Informal writing includes the following:
- Can use first person, second or third: You can use any type of pronouns, including “I”
- Can use slang: The use of everyday language and slang terms can be used, such as “It was cool that…”
- Active voice: Sentences tend to be written with a subject acting on the verb, such as “We chilled the drinks and went out to the sea” instead of “The drinks were chilled…”
- Personal emotional tone can be detected: Since the writing is personal, it can include feelings and the sharing of emotions
- Contraction and abbreviation: It’s okay to use “can’t” instead of “cannot” or “it’s” instead of “it is”
- Empathy: You can put yourself in the shoes of your audience and address their problems directly. This shows the author as coming from a place of understanding their situation.
Formal vs Informal Writing Comparison Guide
There are a few more things to take into account when starting out on any writing endeavor. These include the following 3 questions:
- “Who is my audience?” – This is the first question you should ask when writing anything. You want to write to your audience, so you have to define them.
- “How formal is the project I’m working on?” – This goes hand-in-hand with the audience and the project goals. However, knowing the level of formality will help you write accordingly.
- “What medium should I use?” – For both informal and formal writing, you can produce the piece digitally or by hand. If it is for academic purposes and on the job, you’ll want to type your work. But, if you choose to write a formal letter by hand (such as a thank-you letter after a job interview), then it is advised to write on thicker card stock paper to look more professional. Remember, presentation is everything when it comes to formal work!
Here’s an Example!
Along with this list of references, here is a (meta) example on how this article would be written both formally and informally:
- Formal: When writing academically or professionally, it is important to show respect to your audience by electing to write in a formal style, rather than informally. This means that sentences are longer than usual and tend to feel complex. Writing complex sentences with hyperfluent vocabulary shows your audience that you are well-informed on the subject matter. Furthermore, this writing style depicts unbiased information eluding emotions and first-person pronouns from the content.

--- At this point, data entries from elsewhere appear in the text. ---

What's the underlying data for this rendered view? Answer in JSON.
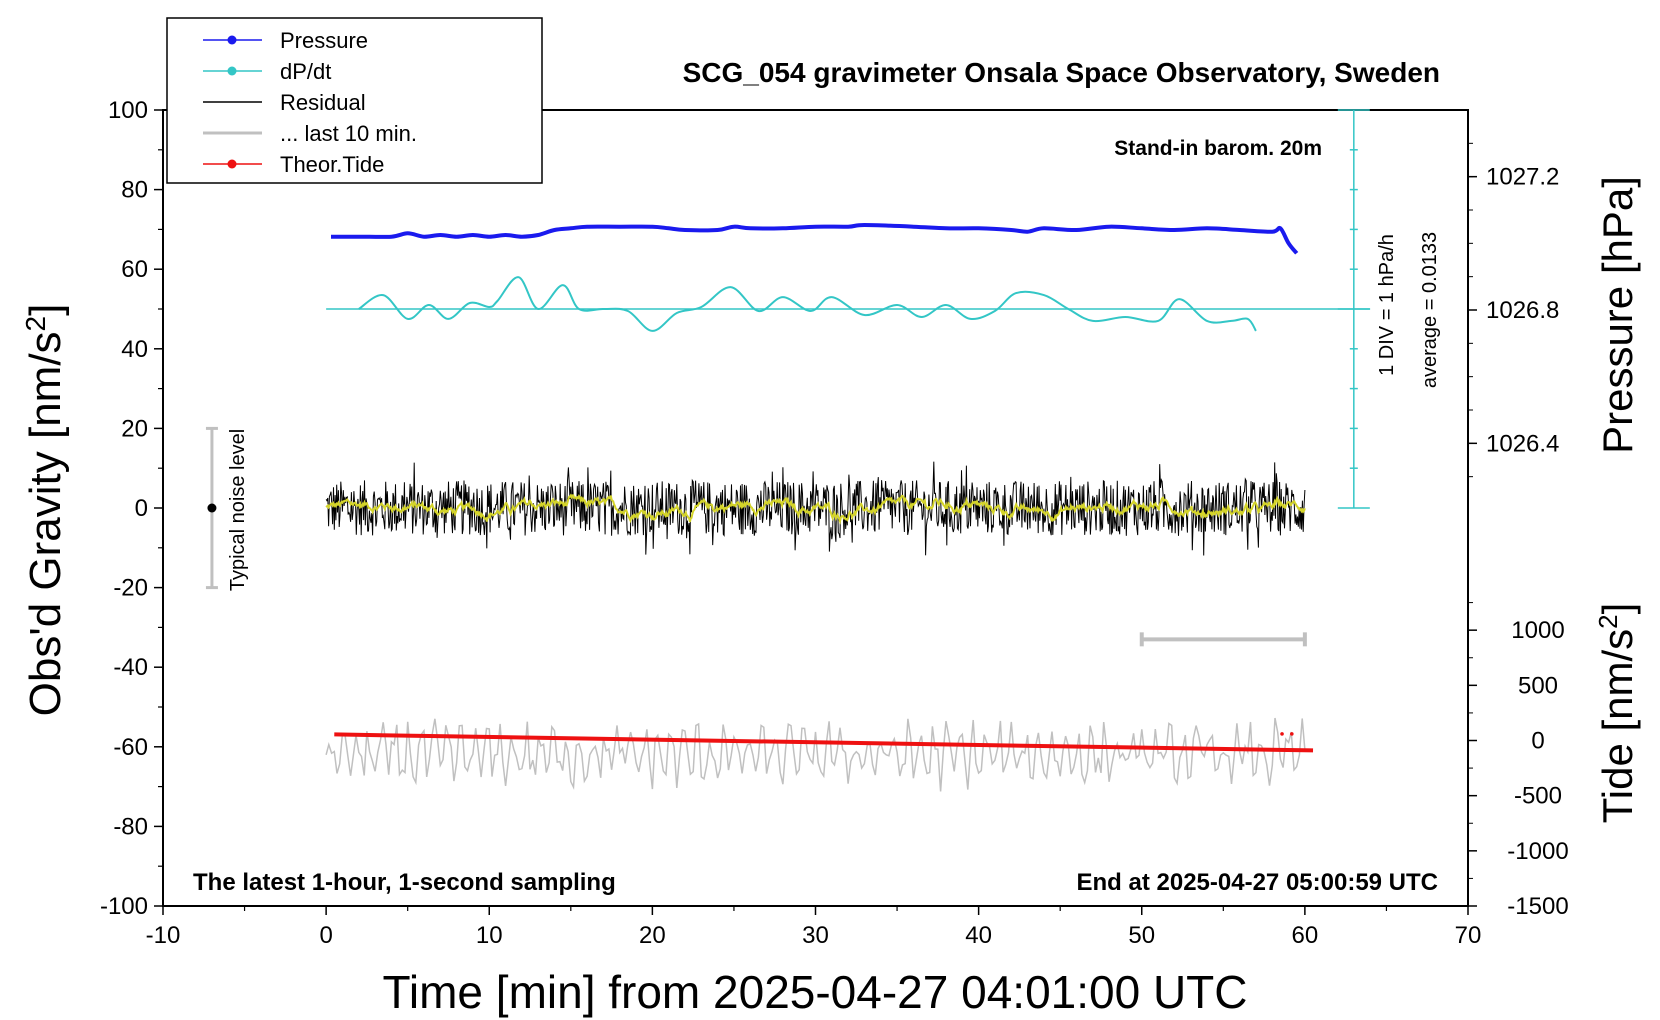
{
  "chart_data": {
    "type": "line",
    "title": "SCG_054 gravimeter Onsala Space Observatory, Sweden",
    "xlabel": "Time [min] from 2025-04-27 04:01:00 UTC",
    "ylabel_left_base": "Obs'd Gravity [nm/s",
    "ylabel_sup": "2",
    "ylabel_close": "]",
    "ylabel_right_pressure": "Pressure [hPa]",
    "ylabel_right_tide_base": "Tide [nm/s",
    "xlim": [
      -10,
      70
    ],
    "ylim": [
      -100,
      100
    ],
    "pressure_lim": [
      1026.2,
      1027.4
    ],
    "tide_lim": [
      -1500,
      1500
    ],
    "x_ticks": [
      "-10",
      "0",
      "10",
      "20",
      "30",
      "40",
      "50",
      "60",
      "70"
    ],
    "y_ticks": [
      "-100",
      "-80",
      "-60",
      "-40",
      "-20",
      "0",
      "20",
      "40",
      "60",
      "80",
      "100"
    ],
    "pressure_ticks": [
      "1026.4",
      "1026.8",
      "1027.2"
    ],
    "tide_ticks": [
      "-1500",
      "-1000",
      "-500",
      "0",
      "500",
      "1000"
    ],
    "legend": {
      "position": "top-left",
      "items": [
        {
          "label": "Pressure",
          "color": "#1a1aee",
          "marker": true
        },
        {
          "label": "dP/dt",
          "color": "#33c6c6",
          "marker": true
        },
        {
          "label": "Residual",
          "color": "#000000",
          "marker": false
        },
        {
          "label": "... last 10 min.",
          "color": "#c0c0c0",
          "marker": false
        },
        {
          "label": "Theor.Tide",
          "color": "#ee1111",
          "marker": true
        }
      ]
    },
    "annotations": {
      "barometer": "Stand-in barom. 20m",
      "div_label": "1 DIV = 1 hPa/h",
      "average_label": "average = 0.0133",
      "noise_label": "Typical noise level",
      "bottom_left": "The latest 1-hour, 1-second sampling",
      "bottom_right": "End at 2025-04-27 05:00:59 UTC"
    },
    "noise_bar": {
      "x": -7,
      "y_range": [
        -20,
        20
      ]
    },
    "last10_bar": {
      "x_range": [
        50,
        60
      ],
      "y": -33
    },
    "dpdt_scale_bar": {
      "x": 63,
      "y_range": [
        0,
        100
      ]
    },
    "series": [
      {
        "name": "Pressure",
        "color": "#1a1aee",
        "axis": "pressure",
        "x": [
          0.3,
          2,
          4,
          5,
          6,
          7,
          8,
          9,
          10,
          11,
          12,
          13,
          14,
          15,
          16,
          18,
          20,
          21,
          22,
          24,
          25,
          26,
          28,
          30,
          32,
          33,
          36,
          38,
          40,
          42,
          43,
          44,
          46,
          48,
          50,
          52,
          54,
          56,
          58,
          58.5,
          59,
          59.5
        ],
        "y": [
          1027.02,
          1027.02,
          1027.02,
          1027.03,
          1027.02,
          1027.025,
          1027.02,
          1027.025,
          1027.02,
          1027.025,
          1027.02,
          1027.025,
          1027.04,
          1027.045,
          1027.05,
          1027.05,
          1027.05,
          1027.045,
          1027.04,
          1027.04,
          1027.05,
          1027.045,
          1027.045,
          1027.05,
          1027.05,
          1027.055,
          1027.05,
          1027.045,
          1027.045,
          1027.04,
          1027.035,
          1027.045,
          1027.04,
          1027.05,
          1027.045,
          1027.04,
          1027.045,
          1027.04,
          1027.035,
          1027.045,
          1027.0,
          1026.97
        ]
      },
      {
        "name": "dP/dt",
        "color": "#33c6c6",
        "axis": "gravity",
        "x": [
          2,
          3.5,
          5,
          6.3,
          7.5,
          8.8,
          10,
          10.5,
          11.8,
          13,
          14.5,
          15.5,
          17,
          18.5,
          20,
          21.5,
          23,
          24.8,
          26.5,
          28,
          29.7,
          31,
          33,
          35,
          36.5,
          38,
          39.5,
          41,
          42.3,
          44,
          45.5,
          47,
          49,
          51,
          52.3,
          54,
          55.5,
          56.5,
          57
        ],
        "y": [
          50,
          53.5,
          47.5,
          51,
          47.5,
          51.5,
          50.5,
          52,
          58,
          50,
          56,
          50,
          50,
          49.5,
          44.5,
          49,
          50.5,
          55.5,
          49.5,
          53,
          49.5,
          53,
          48.5,
          51,
          48,
          51,
          47.5,
          49.5,
          54,
          53.5,
          50,
          47,
          48,
          47,
          52.5,
          47,
          47,
          47.5,
          44.5
        ]
      },
      {
        "name": "Residual",
        "color": "#000000",
        "axis": "gravity",
        "x_range": [
          0,
          60
        ],
        "amplitude_range": [
          -12,
          13
        ]
      },
      {
        "name": "... last 10 min.",
        "color": "#c0c0c0",
        "axis": "gravity",
        "x_range": [
          0,
          60
        ],
        "y_center": -62,
        "y_range": [
          -73,
          -51
        ]
      },
      {
        "name": "Theor.Tide",
        "color": "#ee1111",
        "axis": "tide",
        "x": [
          0.5,
          60.5
        ],
        "y": [
          55,
          -90
        ]
      }
    ]
  }
}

- Informal: Formal writing feels harder than informal writing. I think it’s because I can’t use contractions or short sentences. The only reason I’d write informally is if I had to, like if it was professional or academic. But when I write like this about formal writing, it’s easier. My vocabulary doesn’t matter as much. As you can see, I still care about grammar. Writing like this feels like I am talking to a friend.
Photo by Glenn Carstens-Peters on Unsplash
Tying It All Together
There are many differences between formal vs. informal writing. That being said, they both serve their respective purposes. That’s why it’s important to understand both styles, as well as when to use them.

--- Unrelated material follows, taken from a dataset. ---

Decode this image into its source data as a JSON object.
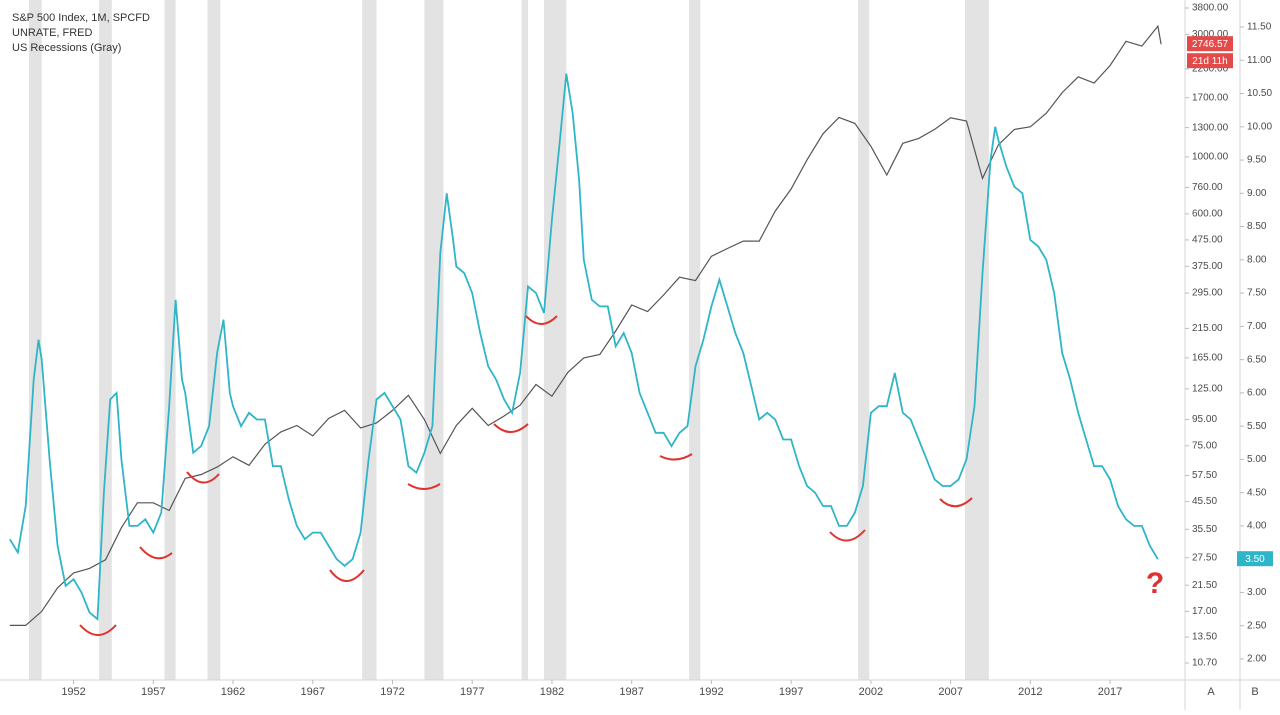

When writing professionally or academically, opt for formal writing. Remember to leave out contractions and remain unbiased.

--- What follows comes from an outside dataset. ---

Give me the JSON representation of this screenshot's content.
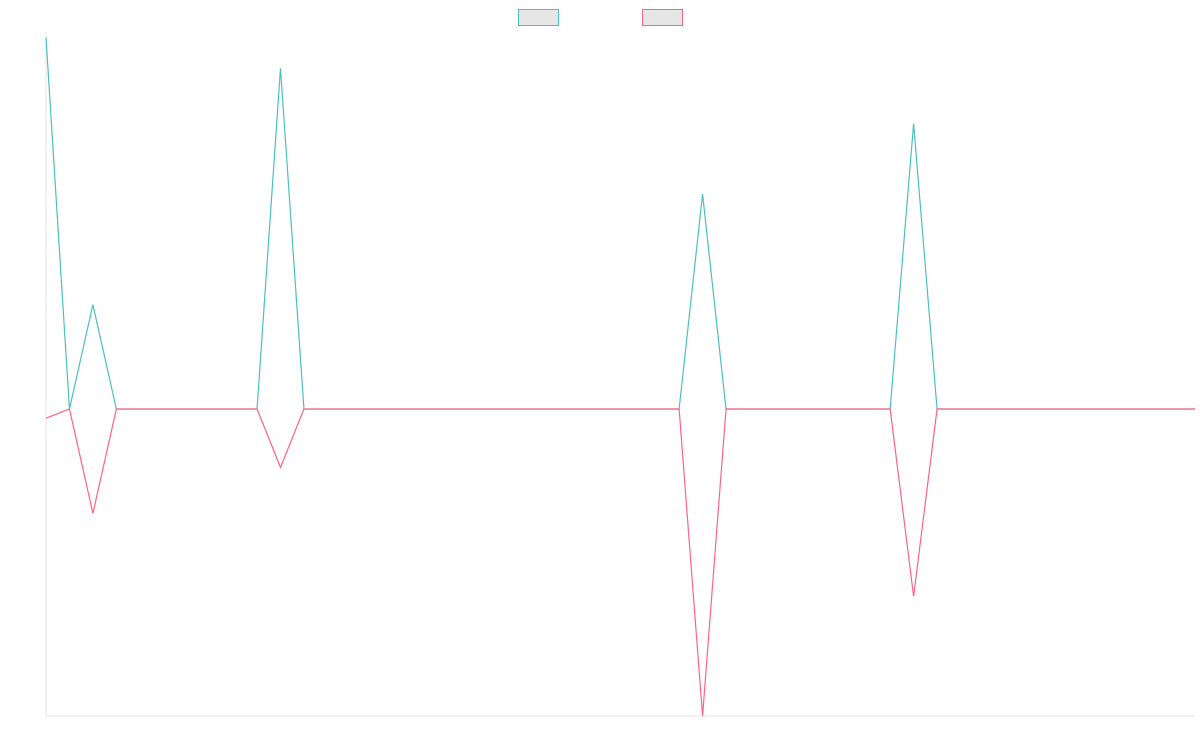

On the other hand, informal writing comes from within. It’s aimed towards a personal audience, so you can write as if you are speaking to them. That way, you can use contractions, shorter sentences, colloquialism, and the like.
Regardless of why you are writing, always be sure to reread your work to check for typos and mistakes. The most important thing for writing is having something to say, but it’s also making sure that what you say can be understood!